Lines 227-233, when compare the ratios with literature, please take into consideration the variation trend of anthropogenic NOx emissions over the years. In the past two decades or so, the average anthropogenic NOx emissions have been decreased by ~4-5%/year in CONUS.

Response: We thank the reviewer for such a useful comment. This part has been revised to address the issue. We have added statements regarding the decreasing trend of anthropogenic NOx emission over the CONUS, and pointed out that the estimates of LNO contribution given in Bond et al. (2001) should increase over the years.

Line 310, “upper troposphere that the ground level”, add “at” before “the ground level”.

Response: This has been revised.

Line 357, “As the ozone-enhanced plume”, may be “As the NOx and ozone enhanced plume”,

Response: This has been rewritten as: As the ozone enhanced plume -> As the ozone (and NOx) enhanced plume

Line 378, “in the LGNTO model run than the CNTRL” suggest changing to “in LGNTO than in CNTRL”.

Response: This has been rewritten as: in the LGTNO model run than the CNTRL -> in the LGTNO than in the CNTRL

Lines 383-384, in addition to O3, NO can also be oxidized by O2 and OH to NO2 in the atmosphere.

Response: Yes, NO can also be oxidized by O2 and OH at night. But we want to emphasize the role of ozone here since the concentration of OH in the atmosphere is pretty low, and only NO oxidation by ozone can cause sharp increases in NO2 as seen in the plot (strong correlation between the drop in ozone level and NO2 increase).

Line 385, “Shortly after sunrise, due to photochemistry”, I would say “due to boundary layer mixing which provides the surface precursors and photochemistry”.

Response: The whole sentence has been revised. 

The “Data Availability” and “Author Contributions” sections are missing.

Response: The “Data availability” and “Author Contributions” were added.

Figure 3, the color scheme is too reddish, a better color scheme is preferred (with more contrasting colors). For the difference plots, please mark (LTGNO - CNTRL) for better clarity.

Response: We thank the reviewer for this useful suggestion. Figure 3 has been updated with more contrasting colors. We also mark “LGTNO - CNTRL” in each difference plot.

Figure 7, suggest using difference plots (b and c) by pairing the model and Lidar observations in time and space. For example, b would be CNTRL – Lidar, and c, LTGNO – Lidar.

Response: We thank the reviewer for the suggestion. It would be interesting to show lidar-model difference plots here. However, since lidar curtains were missing above certain altitudes due to clouds or reduced signal-to-noise ratios at multiple timestamps, making such difference plots would look strange under these circumstances. Also, we think that making these changes won’t be more helpful for the conclusions.

Figure 10, please clarify how the values are calculated on the map, is it max (LTGNO – CNTRL) for all the time steps at each grid cell?

Response: Yes, it is the maximum ozone difference between the LGTNO and the CNTRL for all time steps at each grid cell (within the troposphere).

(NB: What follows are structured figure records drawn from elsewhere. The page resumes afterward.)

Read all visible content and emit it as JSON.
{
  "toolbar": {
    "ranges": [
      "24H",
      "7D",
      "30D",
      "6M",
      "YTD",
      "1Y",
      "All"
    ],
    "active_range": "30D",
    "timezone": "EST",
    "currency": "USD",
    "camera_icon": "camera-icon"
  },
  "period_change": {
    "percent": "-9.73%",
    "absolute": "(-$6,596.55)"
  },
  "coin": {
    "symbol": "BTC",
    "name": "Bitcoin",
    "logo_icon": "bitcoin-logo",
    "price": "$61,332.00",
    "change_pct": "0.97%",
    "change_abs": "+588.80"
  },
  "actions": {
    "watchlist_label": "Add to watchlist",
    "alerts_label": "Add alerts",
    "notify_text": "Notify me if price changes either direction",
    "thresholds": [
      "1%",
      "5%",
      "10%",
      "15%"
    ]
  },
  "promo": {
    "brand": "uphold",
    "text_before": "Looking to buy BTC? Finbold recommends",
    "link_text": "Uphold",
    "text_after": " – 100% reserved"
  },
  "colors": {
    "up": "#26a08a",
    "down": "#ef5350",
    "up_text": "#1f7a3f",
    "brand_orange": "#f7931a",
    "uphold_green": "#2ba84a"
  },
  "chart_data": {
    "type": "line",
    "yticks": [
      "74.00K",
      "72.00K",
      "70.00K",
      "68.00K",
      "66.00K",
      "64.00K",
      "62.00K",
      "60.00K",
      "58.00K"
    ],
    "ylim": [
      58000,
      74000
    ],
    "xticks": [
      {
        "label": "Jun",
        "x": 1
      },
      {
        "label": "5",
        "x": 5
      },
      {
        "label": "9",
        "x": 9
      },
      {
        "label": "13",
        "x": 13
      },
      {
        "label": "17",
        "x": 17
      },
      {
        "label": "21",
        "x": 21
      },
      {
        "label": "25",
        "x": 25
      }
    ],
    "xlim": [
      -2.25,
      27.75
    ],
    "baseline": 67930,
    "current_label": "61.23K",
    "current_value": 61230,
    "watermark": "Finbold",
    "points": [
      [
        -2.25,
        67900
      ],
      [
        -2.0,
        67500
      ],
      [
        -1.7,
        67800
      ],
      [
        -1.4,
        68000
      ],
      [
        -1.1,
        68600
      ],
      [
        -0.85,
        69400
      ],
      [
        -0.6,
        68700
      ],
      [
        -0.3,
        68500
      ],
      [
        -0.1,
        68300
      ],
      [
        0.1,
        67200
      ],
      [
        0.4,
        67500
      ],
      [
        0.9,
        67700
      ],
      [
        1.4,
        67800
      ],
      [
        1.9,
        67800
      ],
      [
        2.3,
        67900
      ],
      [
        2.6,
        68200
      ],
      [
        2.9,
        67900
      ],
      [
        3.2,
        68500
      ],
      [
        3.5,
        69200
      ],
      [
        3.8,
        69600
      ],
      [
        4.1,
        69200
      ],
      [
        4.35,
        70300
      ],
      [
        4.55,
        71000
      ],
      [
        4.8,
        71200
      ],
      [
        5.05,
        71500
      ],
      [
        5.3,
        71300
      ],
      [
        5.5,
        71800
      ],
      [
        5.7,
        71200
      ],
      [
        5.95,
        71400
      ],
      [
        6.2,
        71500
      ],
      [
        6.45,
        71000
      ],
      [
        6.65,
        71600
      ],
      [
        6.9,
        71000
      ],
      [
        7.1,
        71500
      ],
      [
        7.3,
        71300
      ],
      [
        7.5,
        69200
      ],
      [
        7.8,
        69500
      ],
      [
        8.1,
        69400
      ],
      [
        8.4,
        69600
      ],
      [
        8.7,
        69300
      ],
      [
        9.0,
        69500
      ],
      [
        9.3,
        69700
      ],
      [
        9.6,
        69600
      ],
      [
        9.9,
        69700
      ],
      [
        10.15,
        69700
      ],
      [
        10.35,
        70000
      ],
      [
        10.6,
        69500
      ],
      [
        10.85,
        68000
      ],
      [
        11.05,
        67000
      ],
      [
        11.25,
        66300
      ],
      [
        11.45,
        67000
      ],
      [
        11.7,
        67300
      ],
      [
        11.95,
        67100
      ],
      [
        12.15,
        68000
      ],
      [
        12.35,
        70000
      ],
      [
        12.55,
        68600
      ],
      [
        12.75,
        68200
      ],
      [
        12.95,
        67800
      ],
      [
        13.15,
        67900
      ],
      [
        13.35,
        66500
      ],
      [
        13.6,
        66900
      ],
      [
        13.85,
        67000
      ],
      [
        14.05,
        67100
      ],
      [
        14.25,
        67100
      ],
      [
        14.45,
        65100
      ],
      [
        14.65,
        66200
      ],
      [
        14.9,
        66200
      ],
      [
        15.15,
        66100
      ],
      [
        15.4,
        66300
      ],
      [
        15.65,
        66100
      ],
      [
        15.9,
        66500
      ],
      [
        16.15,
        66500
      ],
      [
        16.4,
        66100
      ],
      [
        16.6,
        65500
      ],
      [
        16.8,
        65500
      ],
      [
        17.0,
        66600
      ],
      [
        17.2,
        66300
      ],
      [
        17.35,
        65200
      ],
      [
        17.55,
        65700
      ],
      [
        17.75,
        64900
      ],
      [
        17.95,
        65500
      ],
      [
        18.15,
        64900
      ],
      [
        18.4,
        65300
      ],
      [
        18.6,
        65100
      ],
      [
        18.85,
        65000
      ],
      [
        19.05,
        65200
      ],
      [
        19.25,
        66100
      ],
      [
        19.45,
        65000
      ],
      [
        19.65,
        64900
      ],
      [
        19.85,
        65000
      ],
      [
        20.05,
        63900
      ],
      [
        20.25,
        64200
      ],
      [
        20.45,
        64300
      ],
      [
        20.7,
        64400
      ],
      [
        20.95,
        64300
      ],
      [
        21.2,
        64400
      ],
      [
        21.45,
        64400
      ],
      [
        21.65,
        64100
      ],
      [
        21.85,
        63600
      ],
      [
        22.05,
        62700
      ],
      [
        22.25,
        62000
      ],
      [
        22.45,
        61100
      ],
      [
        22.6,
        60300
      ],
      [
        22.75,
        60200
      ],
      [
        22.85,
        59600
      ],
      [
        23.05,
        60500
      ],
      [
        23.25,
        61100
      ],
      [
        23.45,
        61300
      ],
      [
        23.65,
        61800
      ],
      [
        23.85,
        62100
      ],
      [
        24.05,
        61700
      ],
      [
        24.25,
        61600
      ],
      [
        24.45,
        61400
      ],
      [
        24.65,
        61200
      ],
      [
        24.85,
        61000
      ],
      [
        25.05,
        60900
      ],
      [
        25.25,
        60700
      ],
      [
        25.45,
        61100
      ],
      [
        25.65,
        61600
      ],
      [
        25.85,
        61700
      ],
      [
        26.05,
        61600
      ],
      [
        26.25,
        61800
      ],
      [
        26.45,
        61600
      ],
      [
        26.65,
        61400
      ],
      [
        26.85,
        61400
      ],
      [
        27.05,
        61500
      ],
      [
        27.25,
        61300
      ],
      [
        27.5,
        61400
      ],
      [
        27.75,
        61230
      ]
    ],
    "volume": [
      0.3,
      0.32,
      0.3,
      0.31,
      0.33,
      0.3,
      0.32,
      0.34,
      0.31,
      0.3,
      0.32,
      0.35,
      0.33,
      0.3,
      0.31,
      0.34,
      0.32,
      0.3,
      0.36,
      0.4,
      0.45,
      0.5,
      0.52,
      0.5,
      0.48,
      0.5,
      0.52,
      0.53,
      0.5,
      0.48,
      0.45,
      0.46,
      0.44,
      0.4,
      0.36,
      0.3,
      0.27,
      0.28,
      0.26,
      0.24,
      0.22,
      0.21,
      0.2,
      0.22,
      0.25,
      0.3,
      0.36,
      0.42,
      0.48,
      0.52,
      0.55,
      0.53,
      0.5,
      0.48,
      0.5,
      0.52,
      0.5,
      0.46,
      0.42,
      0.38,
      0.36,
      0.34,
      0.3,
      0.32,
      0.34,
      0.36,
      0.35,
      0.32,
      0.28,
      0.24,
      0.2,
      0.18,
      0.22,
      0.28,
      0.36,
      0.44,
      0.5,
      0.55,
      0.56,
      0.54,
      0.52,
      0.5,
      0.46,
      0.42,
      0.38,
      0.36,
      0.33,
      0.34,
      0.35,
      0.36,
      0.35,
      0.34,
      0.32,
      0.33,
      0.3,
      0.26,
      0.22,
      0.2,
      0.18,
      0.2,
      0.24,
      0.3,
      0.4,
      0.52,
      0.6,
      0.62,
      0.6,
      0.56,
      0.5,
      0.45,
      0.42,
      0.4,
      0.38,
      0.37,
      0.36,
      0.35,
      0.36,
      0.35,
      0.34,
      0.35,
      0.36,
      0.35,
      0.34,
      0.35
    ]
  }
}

The caption was revised to indicate that.

In addition to O3 air quality, another often studied area is the impact of LNOx on wet/dry nitrate (NO3-) depositions. It would be nice if some comments are provided in the Introduction or Conclusions sections. Please see a recent paper in this respect (https://www.mdpi.com/2073-4433/13/8/1248).

Response: Thank you for this comment. Some comments have been added at the end of the conclusion section, stating the impact of LNO emission on wet and dry depositions of the aerosol nitrates (NO3-) are worth further investigation. The paper by Kang et al. (2022b) was cited as well.